The Intelligent Smoking Classification System aims to leverage the extensive health data collected by the company to develop an intelligent system capable of determining an individual's smoking status through bio-signals. Over the years, the organization has gathered valuable information about various individuals, and now seeks to utilize this data to build a machine learning model that can classify whether a person is a smoker or non-smoker based on their health-related bio-signals.
With the increasing prevalence of smoking-related health issues, it has become essential to accurately identify individuals who smoke. The objective of this project is to create a machine learning model that can classify the presence or absence of smoking in a person using their biological signals and personal health information.

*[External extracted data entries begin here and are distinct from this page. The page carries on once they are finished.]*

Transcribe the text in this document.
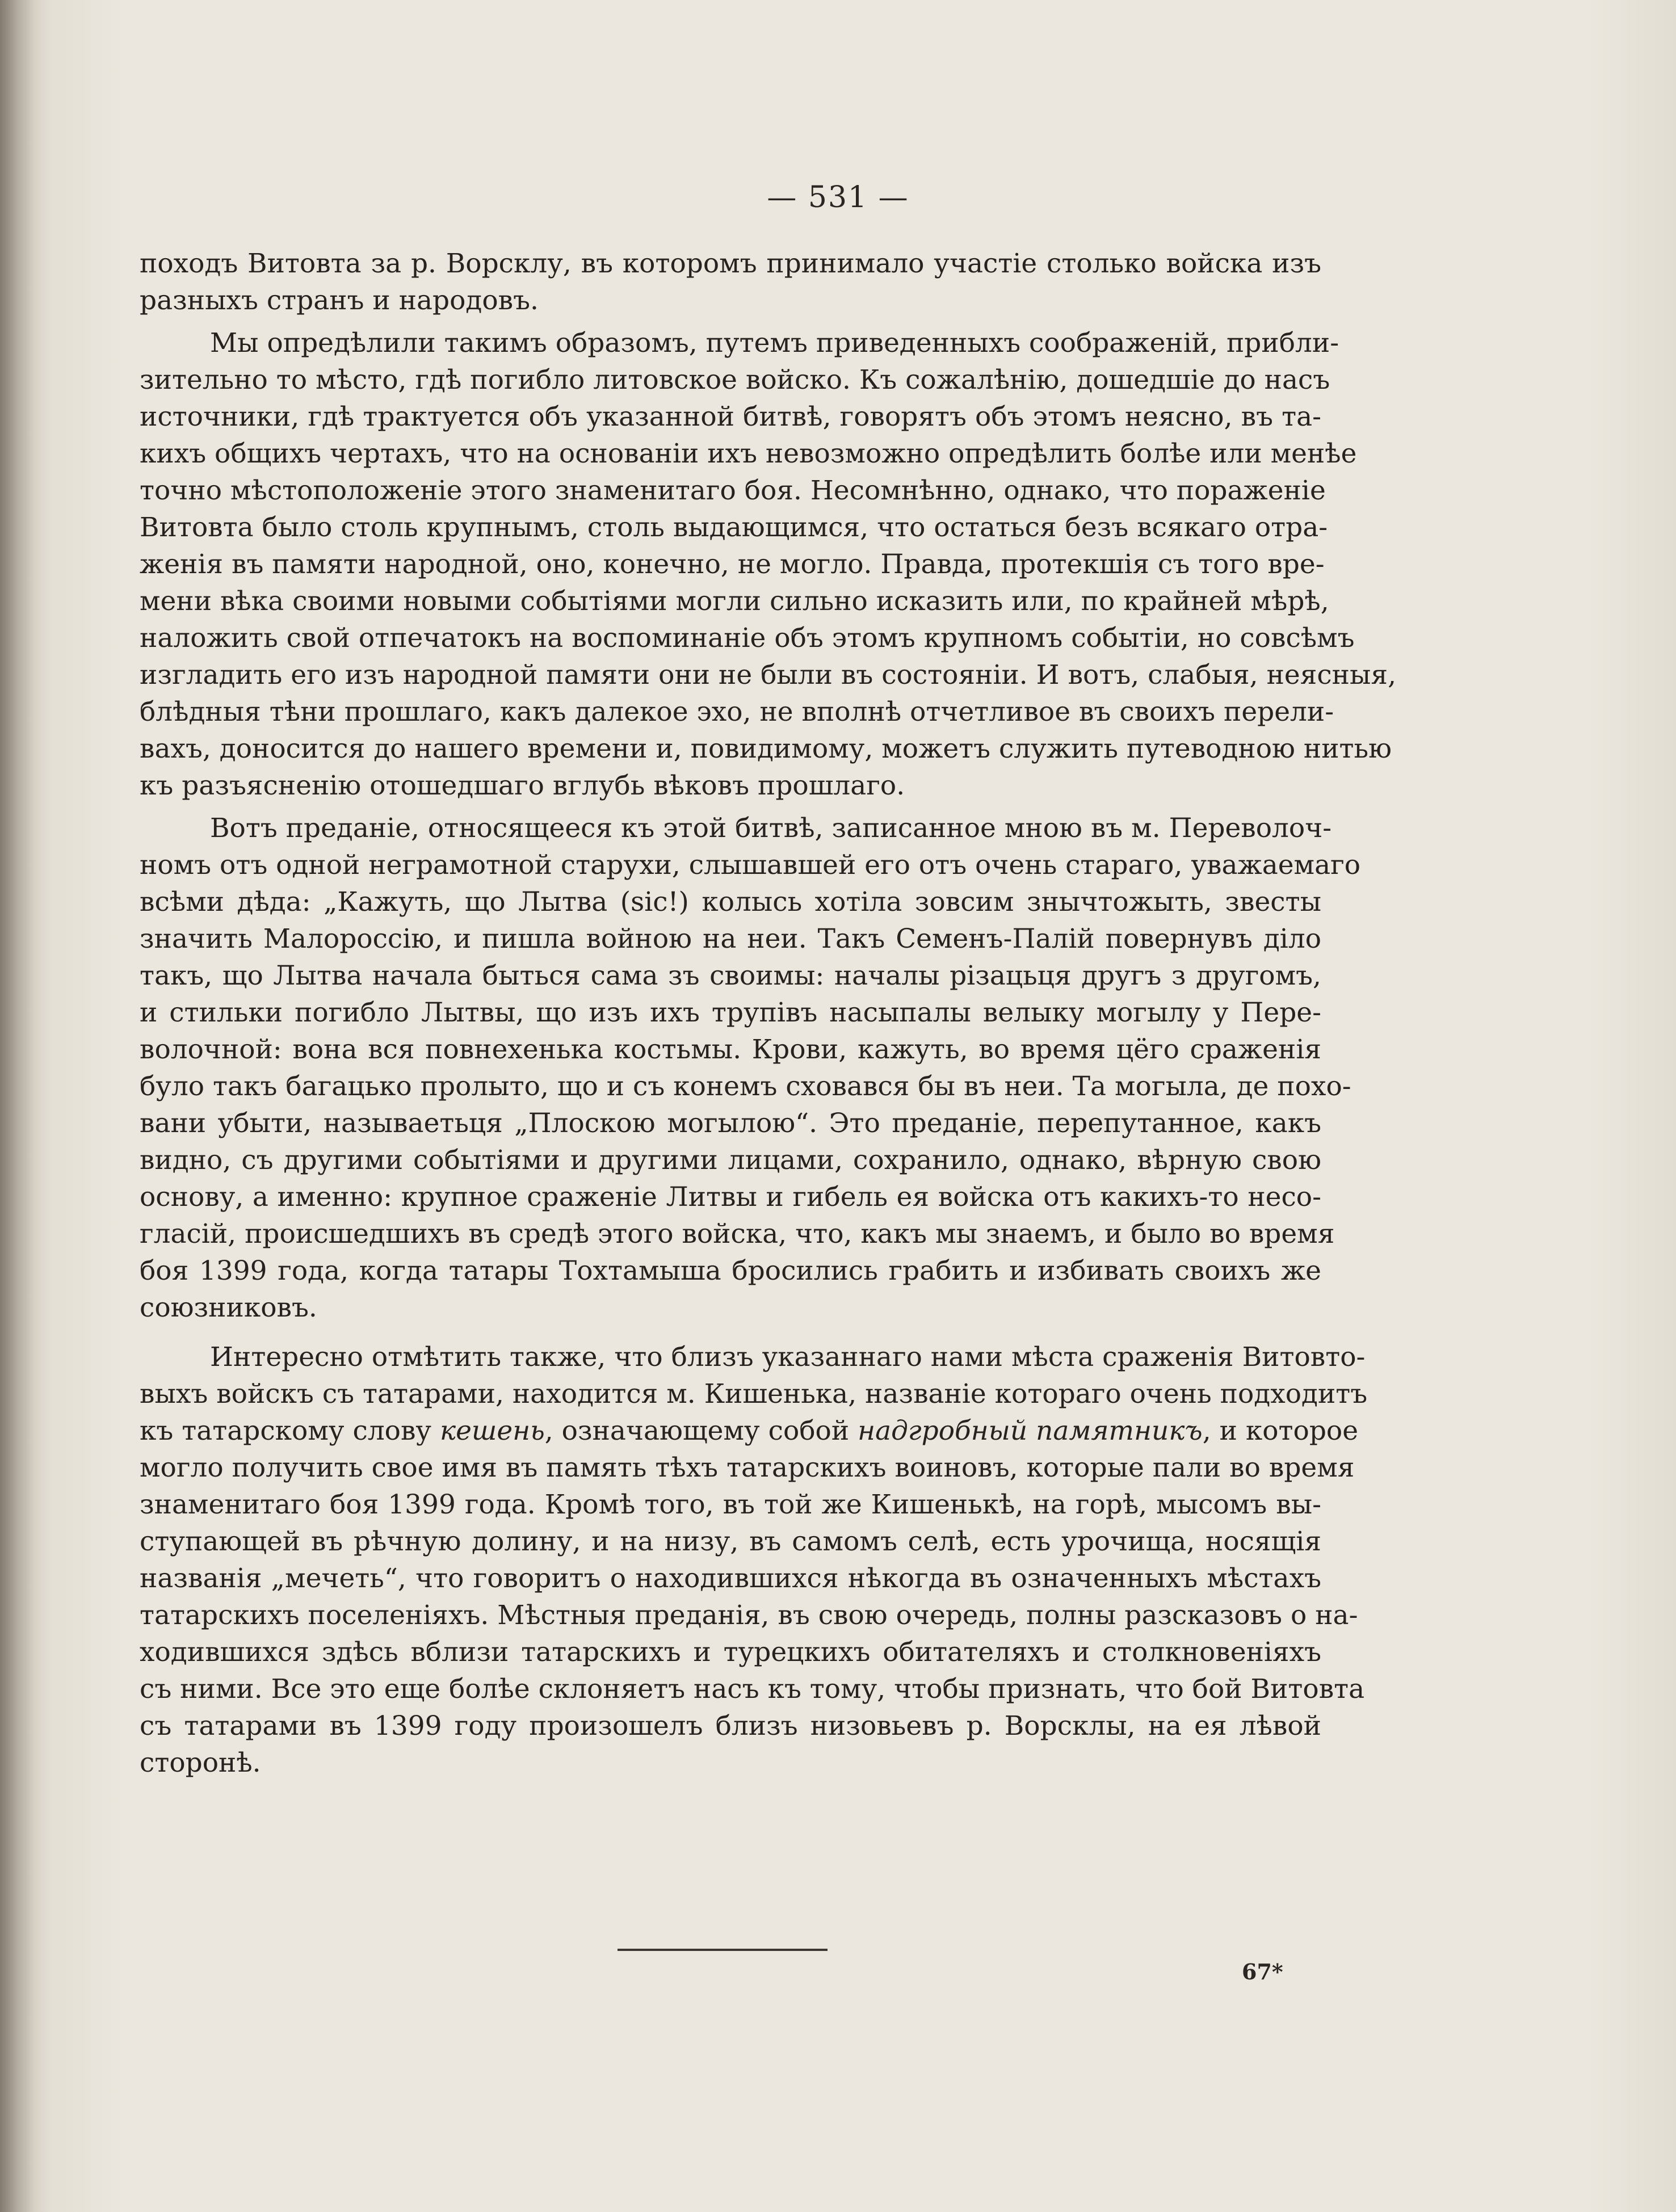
— 531 —
походъ Витовта за р. Ворсклу, въ которомъ принимало участіе столько войска изъ
разныхъ странъ и народовъ.
Мы опредѣлили такимъ образомъ, путемъ приведенныхъ соображеній, прибли-
зительно то мѣсто, гдѣ погибло литовское войско. Къ сожалѣнію, дошедшіе до насъ
источники, гдѣ трактуется объ указанной битвѣ, говорятъ объ этомъ неясно, въ та-
кихъ общихъ чертахъ, что на основаніи ихъ невозможно опредѣлить болѣе или менѣе
точно мѣстоположеніе этого знаменитаго боя. Несомнѣнно, однако, что пораженіе
Витовта было столь крупнымъ, столь выдающимся, что остаться безъ всякаго отра-
женія въ памяти народной, оно, конечно, не могло. Правда, протекшія съ того вре-
мени вѣка своими новыми событіями могли сильно исказить или, по крайней мѣрѣ,
наложить свой отпечатокъ на воспоминаніе объ этомъ крупномъ событіи, но совсѣмъ
изгладить его изъ народной памяти они не были въ состояніи. И вотъ, слабыя, неясныя,
блѣдныя тѣни прошлаго, какъ далекое эхо, не вполнѣ отчетливое въ своихъ перели-
вахъ, доносится до нашего времени и, повидимому, можетъ служить путеводною нитью
къ разъясненію отошедшаго вглубь вѣковъ прошлаго.
Вотъ преданіе, относящееся къ этой битвѣ, записанное мною въ м. Переволоч-
номъ отъ одной неграмотной старухи, слышавшей его отъ очень стараго, уважаемаго
всѣми дѣда: „Кажуть, що Лытва (sic!) колысь хотіла зовсим знычтожыть, звесты
значить Малороссію, и пишла войною на неи. Такъ Семенъ-Палій повернувъ діло
такъ, що Лытва начала быться сама зъ своимы: началы різацьця другъ з другомъ,
и стильки погибло Лытвы, що изъ ихъ трупівъ насыпалы велыку могылу у Пере-
волочной: вона вся повнехенька костьмы. Крови, кажуть, во время цёго сраженія
було такъ багацько пролыто, що и съ конемъ сховався бы въ неи. Та могыла, де похо-
вани убыти, называетьця „Плоскою могылою“. Это преданіе, перепутанное, какъ
видно, съ другими событіями и другими лицами, сохранило, однако, вѣрную свою
основу, а именно: крупное сраженіе Литвы и гибель ея войска отъ какихъ-то несо-
гласій, происшедшихъ въ средѣ этого войска, что, какъ мы знаемъ, и было во время
боя 1399 года, когда татары Тохтамыша бросились грабить и избивать своихъ же
союзниковъ.
Интересно отмѣтить также, что близъ указаннаго нами мѣста сраженія Витовто-
выхъ войскъ съ татарами, находится м. Кишенька, названіе котораго очень подходитъ
къ татарскому слову кешень, означающему собой надгробный памятникъ, и которое
могло получить свое имя въ память тѣхъ татарскихъ воиновъ, которые пали во время
знаменитаго боя 1399 года. Кромѣ того, въ той же Кишенькѣ, на горѣ, мысомъ вы-
ступающей въ рѣчную долину, и на низу, въ самомъ селѣ, есть урочища, носящія
названія „мечеть“, что говоритъ о находившихся нѣкогда въ означенныхъ мѣстахъ
татарскихъ поселеніяхъ. Мѣстныя преданія, въ свою очередь, полны разсказовъ о на-
ходившихся здѣсь вблизи татарскихъ и турецкихъ обитателяхъ и столкновеніяхъ
съ ними. Все это еще болѣе склоняетъ насъ къ тому, чтобы признать, что бой Витовта
съ татарами въ 1399 году произошелъ близъ низовьевъ р. Ворсклы, на ея лѣвой
сторонѣ.
67*
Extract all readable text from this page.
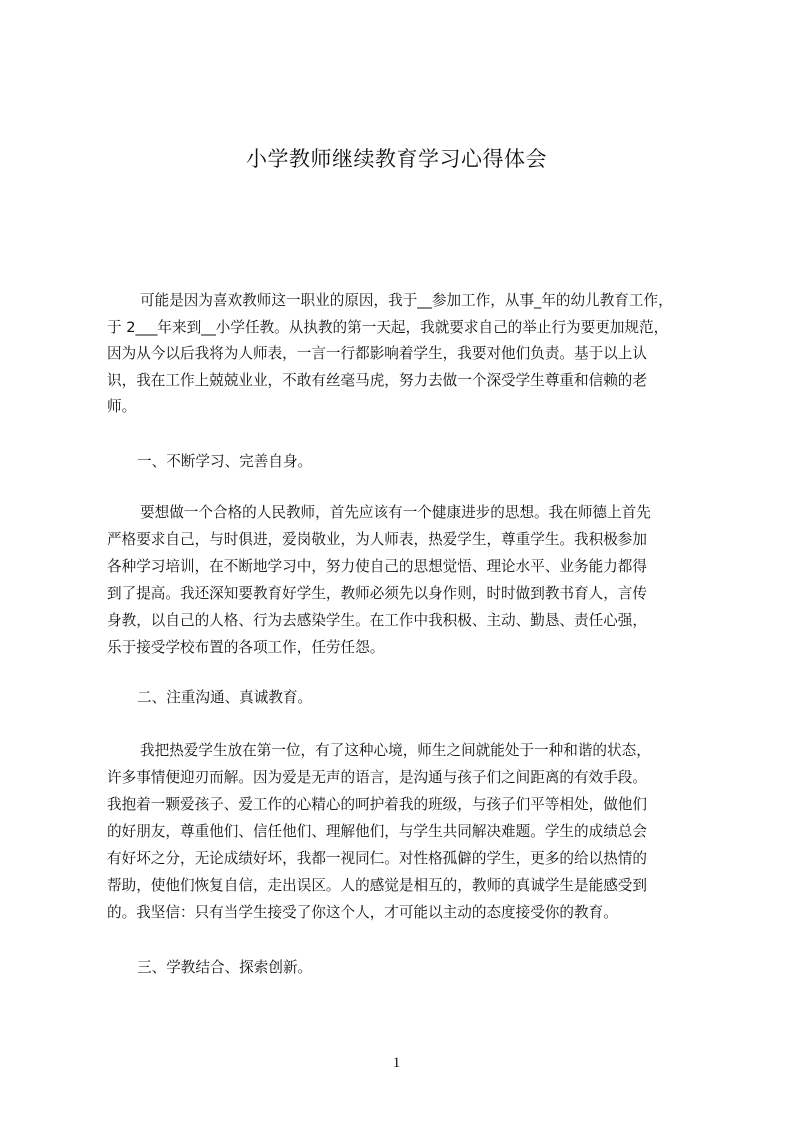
小学教师继续教育学习心得体会
可能是因为喜欢教师这一职业的原因，我于__参加工作，从事_年的幼儿教育工作，
于 2___年来到__小学任教。从执教的第一天起，我就要求自己的举止行为要更加规范，
因为从今以后我将为人师表，一言一行都影响着学生，我要对他们负责。基于以上认
识，我在工作上兢兢业业，不敢有丝毫马虎，努力去做一个深受学生尊重和信赖的老
师。
一、不断学习、完善自身。
要想做一个合格的人民教师，首先应该有一个健康进步的思想。我在师德上首先
严格要求自己，与时俱进，爱岗敬业，为人师表，热爱学生，尊重学生。我积极参加
各种学习培训，在不断地学习中，努力使自己的思想觉悟、理论水平、业务能力都得
到了提高。我还深知要教育好学生，教师必须先以身作则，时时做到教书育人，言传
身教，以自己的人格、行为去感染学生。在工作中我积极、主动、勤恳、责任心强，
乐于接受学校布置的各项工作，任劳任怨。
二、注重沟通、真诚教育。
我把热爱学生放在第一位，有了这种心境，师生之间就能处于一种和谐的状态，
许多事情便迎刃而解。因为爱是无声的语言，是沟通与孩子们之间距离的有效手段。
我抱着一颗爱孩子、爱工作的心精心的呵护着我的班级，与孩子们平等相处，做他们
的好朋友，尊重他们、信任他们、理解他们，与学生共同解决难题。学生的成绩总会
有好坏之分，无论成绩好坏，我都一视同仁。对性格孤僻的学生，更多的给以热情的
帮助，使他们恢复自信，走出误区。人的感觉是相互的，教师的真诚学生是能感受到
的。我坚信：只有当学生接受了你这个人，才可能以主动的态度接受你的教育。
三、学教结合、探索创新。
1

Given a person's details, our system will determine whether they are likely to smoke, thereby assisting in health assessments and interventions.
To run this project, you will need clone this repository and install the necessary dependencies. You can do so by using the following command:
git clone https://github.com/AnishMathewOommen/Intelligent_smoking_behavior_analyzer.git
pip install -r requirements.txt
The dataset used in this project comprises a collection of basic health biological signal data, containing approximately 55,000 records with 27 attributes. The attributes are as follows:
Attribute | Description |
---|---|
ID | Unique identifier for each record |
gender | Gender of the person (M or F) |
age | Age of the person (5-year increments) |
height (cm) | Height of the person |
weight (kg) | Weight of the person |
waist (cm) | Waist circumference length |
eyesight (left) | Left eyesight |
eyesight (right) | Right eyesight |
hearing (left) | Hearing pulse in the left ear |
hearing (right) | Hearing pulse in the right ear |
systolic blood pressure | Systolic blood pressure measurement |
relaxation blood pressure | Relaxation blood pressure measurement |
fasting blood sugar | Fasting blood sugar measurement |
cholesterol total | Total cholesterol level |
triglyceride | Lipid found in the blood |
HDL cholesterol | High-density lipoprotein cholesterol type |
LDL cholesterol | Low-density lipoprotein cholesterol type |
hemoglobin | Oxygen-carrying protein in blood |
urine protein | Presence of bloodborne proteins in urine |
serum creatinine | Amount of creatinine in the blood |
AST | Aspartate aminotransferase level |
ALT | Alanine aminotransferase level |
GTP | Gamma-glutamyl transferase level |
oral | Oral examination status |
dental caries | Tooth decay |
tartar | Tartar status |
smoking | Smoking status (presence or absence) |
In the code, extensive analyses have been performed on the dataset, including various visualizations to better understand the data distribution and relationships among attributes. Key preprocessing steps include:
- Outlier detection to identify and handle anomalies in the dataset.
- Standard scaling to normalize feature values for better model performance.
- Encoding categorical features to convert them into a suitable format for machine learning algorithms.
- Feature extraction to select the most relevant attributes for classification.
Multiple classification algorithms have been implemented in this project to evaluate their performance in predicting smoking status:
- Logistic Regression
- Decision Tree Classifier
- Bagging Classifier
- Extra Trees Classifier
- Random Forest Classifier
The accuracy of each classification algorithm is as follows:
- Logistic Regression Accuracy: 73.49%
- Decision Tree Accuracy: 78.10%
- Bagging Accuracy: 80.31%
- Extra Trees Accuracy: 82.80%
- Random Forest Accuracy: 82.40%
Among the classifiers tested, the Extra Trees Classifier provided the best accuracy, making it the most effective model for this smoking classification task.
The Intelligent Smoking Classification System demonstrates how machine learning can effectively identify smoking habits using biological signals. This system can help healthcare professionals assess individual smoking status and design appropriate interventions.